Near-term increases appear modest, but farrowing intentions cause some concern. The December Hogs & Pigs Report came in very close to the trade estimates and our expectations. The total herd on Dec. 1 was up 1%, the breeding herd was up 1% and the market herd was up 1%.

September-November farrowings were up 1%. December-February farrowing intentions logged in at a 4% increase, and March-May farrowing intentions are for a 1% increase over a year earlier.

The March-May farrowing intentions, if they turn out to be correct, are the good news in the report. However, we are viewing only a 1% increase with skepticism. We are hoping the intentions become reality because it would likely, then, result in a fourth quarter 2001 slaughter that is only up about 4% from the third quarter slaughter.

For the period between 1996-2000, fourth quarter slaughter has averaged 8% larger than the third quarter. In 2000, the fourth quarter was 6.8% more than the third quarter.
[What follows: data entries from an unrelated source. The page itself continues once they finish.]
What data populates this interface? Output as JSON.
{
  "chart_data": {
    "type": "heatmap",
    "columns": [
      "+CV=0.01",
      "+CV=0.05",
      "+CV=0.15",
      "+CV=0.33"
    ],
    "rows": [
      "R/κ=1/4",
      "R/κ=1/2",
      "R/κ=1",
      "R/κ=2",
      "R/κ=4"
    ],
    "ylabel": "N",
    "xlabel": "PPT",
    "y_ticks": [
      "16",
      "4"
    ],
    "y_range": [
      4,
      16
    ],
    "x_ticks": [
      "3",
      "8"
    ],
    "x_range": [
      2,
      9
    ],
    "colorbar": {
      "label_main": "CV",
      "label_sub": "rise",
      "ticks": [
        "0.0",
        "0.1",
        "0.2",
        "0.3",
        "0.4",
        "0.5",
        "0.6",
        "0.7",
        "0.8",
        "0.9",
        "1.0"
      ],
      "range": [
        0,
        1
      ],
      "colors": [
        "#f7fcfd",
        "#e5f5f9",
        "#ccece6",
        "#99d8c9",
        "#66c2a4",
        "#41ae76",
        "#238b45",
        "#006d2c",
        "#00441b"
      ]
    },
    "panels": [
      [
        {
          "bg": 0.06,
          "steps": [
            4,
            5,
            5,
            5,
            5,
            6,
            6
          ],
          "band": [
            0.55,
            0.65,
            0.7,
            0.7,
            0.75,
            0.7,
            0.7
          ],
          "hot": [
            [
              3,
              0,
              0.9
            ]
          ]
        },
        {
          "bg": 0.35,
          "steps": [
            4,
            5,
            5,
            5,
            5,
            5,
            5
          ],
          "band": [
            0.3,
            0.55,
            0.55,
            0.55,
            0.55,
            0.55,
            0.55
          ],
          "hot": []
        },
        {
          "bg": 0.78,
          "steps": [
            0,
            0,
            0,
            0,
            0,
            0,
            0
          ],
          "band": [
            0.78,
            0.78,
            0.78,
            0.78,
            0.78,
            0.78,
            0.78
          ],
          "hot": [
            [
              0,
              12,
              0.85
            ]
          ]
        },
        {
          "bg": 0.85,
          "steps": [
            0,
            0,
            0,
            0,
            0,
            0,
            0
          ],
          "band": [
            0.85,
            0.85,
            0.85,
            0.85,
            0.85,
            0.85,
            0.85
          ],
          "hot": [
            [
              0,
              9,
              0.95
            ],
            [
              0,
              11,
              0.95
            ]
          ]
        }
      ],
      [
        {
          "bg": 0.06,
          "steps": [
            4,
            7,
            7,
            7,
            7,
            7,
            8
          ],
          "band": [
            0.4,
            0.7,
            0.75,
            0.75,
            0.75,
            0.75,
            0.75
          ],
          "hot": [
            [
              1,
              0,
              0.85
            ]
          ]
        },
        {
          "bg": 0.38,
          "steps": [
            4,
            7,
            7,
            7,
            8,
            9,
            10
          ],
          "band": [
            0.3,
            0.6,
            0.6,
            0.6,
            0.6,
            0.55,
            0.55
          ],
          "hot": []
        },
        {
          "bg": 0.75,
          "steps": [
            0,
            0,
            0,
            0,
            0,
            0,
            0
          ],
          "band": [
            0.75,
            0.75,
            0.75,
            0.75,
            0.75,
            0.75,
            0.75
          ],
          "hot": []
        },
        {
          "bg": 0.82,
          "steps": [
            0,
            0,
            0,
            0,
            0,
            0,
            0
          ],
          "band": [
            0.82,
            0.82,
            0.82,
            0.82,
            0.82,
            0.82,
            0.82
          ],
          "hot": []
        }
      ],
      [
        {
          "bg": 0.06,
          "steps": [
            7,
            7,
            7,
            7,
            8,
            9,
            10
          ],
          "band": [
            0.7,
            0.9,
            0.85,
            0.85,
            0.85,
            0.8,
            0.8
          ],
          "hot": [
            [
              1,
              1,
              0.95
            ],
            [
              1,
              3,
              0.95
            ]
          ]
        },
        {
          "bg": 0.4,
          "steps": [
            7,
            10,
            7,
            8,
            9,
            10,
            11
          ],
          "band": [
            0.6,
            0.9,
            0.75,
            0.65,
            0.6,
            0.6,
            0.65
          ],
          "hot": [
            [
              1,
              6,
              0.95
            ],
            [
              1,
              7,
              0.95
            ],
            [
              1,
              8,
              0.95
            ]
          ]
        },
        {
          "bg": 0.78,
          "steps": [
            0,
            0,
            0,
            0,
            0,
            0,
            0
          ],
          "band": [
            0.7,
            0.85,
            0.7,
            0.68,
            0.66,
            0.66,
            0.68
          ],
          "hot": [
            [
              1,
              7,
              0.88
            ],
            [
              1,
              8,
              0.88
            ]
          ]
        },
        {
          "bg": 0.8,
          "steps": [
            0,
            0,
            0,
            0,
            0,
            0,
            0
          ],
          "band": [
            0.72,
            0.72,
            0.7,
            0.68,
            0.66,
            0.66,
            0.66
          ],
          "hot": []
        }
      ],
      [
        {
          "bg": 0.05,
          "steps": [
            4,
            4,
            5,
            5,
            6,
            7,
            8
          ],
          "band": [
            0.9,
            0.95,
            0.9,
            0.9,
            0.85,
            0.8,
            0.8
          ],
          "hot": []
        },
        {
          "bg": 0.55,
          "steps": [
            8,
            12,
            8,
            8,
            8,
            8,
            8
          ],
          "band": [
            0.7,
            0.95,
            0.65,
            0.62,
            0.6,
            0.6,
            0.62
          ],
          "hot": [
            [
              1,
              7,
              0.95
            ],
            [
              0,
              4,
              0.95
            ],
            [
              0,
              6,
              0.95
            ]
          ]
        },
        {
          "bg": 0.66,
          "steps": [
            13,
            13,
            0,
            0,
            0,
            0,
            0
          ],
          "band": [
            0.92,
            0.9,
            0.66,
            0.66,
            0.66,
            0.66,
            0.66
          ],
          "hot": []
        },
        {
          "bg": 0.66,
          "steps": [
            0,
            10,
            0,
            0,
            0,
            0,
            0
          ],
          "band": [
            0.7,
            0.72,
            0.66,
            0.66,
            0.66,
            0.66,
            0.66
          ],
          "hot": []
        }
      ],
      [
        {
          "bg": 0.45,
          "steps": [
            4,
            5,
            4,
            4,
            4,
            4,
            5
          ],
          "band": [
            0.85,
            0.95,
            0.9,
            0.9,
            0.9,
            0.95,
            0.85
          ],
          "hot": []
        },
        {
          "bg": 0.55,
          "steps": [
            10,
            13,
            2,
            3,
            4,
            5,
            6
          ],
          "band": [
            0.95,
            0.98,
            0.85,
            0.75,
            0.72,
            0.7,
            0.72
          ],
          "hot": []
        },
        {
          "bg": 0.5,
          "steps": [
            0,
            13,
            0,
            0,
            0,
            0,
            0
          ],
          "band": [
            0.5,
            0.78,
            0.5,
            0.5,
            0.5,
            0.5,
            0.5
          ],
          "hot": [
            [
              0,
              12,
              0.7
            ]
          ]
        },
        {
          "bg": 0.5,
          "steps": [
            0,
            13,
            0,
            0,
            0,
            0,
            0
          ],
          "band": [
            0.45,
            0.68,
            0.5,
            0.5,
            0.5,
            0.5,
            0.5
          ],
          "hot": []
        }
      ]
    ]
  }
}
If the futures market believes the farrowing intentions for the second quarter and trades the October and December 2001 contracts accordingly, some pricing opportunities for that period likely will be very desirable.

The breeding herd estimate is quite consistent with our gilt and sow slaughter balance sheet estimate. The farrowing intentions of 104% for December-February continues to show productivity growth, but March-May farrowing intentions do not show any productivity growth from a year earlier - another reason for viewing the second quarter farrowing intentions with skepticism.

Demand for pork at the consumer level for much of 2000 has been close to 1999 levels. However, demand for live hogs has shown sharp growth in 2000. Live hog prices at the terminal markets were about 35% higher in 2000. And, 51-52% lean hogs, U.S. basis, were up 31-32% for this time period.

Even with an elasticity of -0.3 at the live level, this is a demand growth of 6-7% for 2000 compared to 1999. With an elasticity of -0.5 at the live level - the elasticity that worked very well for many years before the 1990s - this year's results would suggest a demand growth of 12-13%. This adds evidence to the belief that live hog demand is considerably more inelastic than it was until the late 1980s or early '90s.

If the second quarter pig crop is up only about 2%, as suggested by the second quarter farrowing intentions, and we do not lose a hog slaughter plant between now and then, slaughter capacity will likely be adequate for the fourth quarter 2001 slaughter.

The current information would suggest a terminal market price between $37-$40/cwt. and a 51-52% lean live hog price of $39-$42 for 2001. A corn crop greater than 9.5 billion bushels in 2001 would continue to provide the incentive for some producers to increase their herd size.

The past seven weeks of gilt slaughter data indicate producers may be in a holding pattern with their breeding herds. We hope this continues through 2001. However, average hog prices of $39-$42 at terminal markets or $41-$44 for 51-52% lean hogs, U.S. basis, for the first nine months of 2001 may push the industry back into an expansion mode.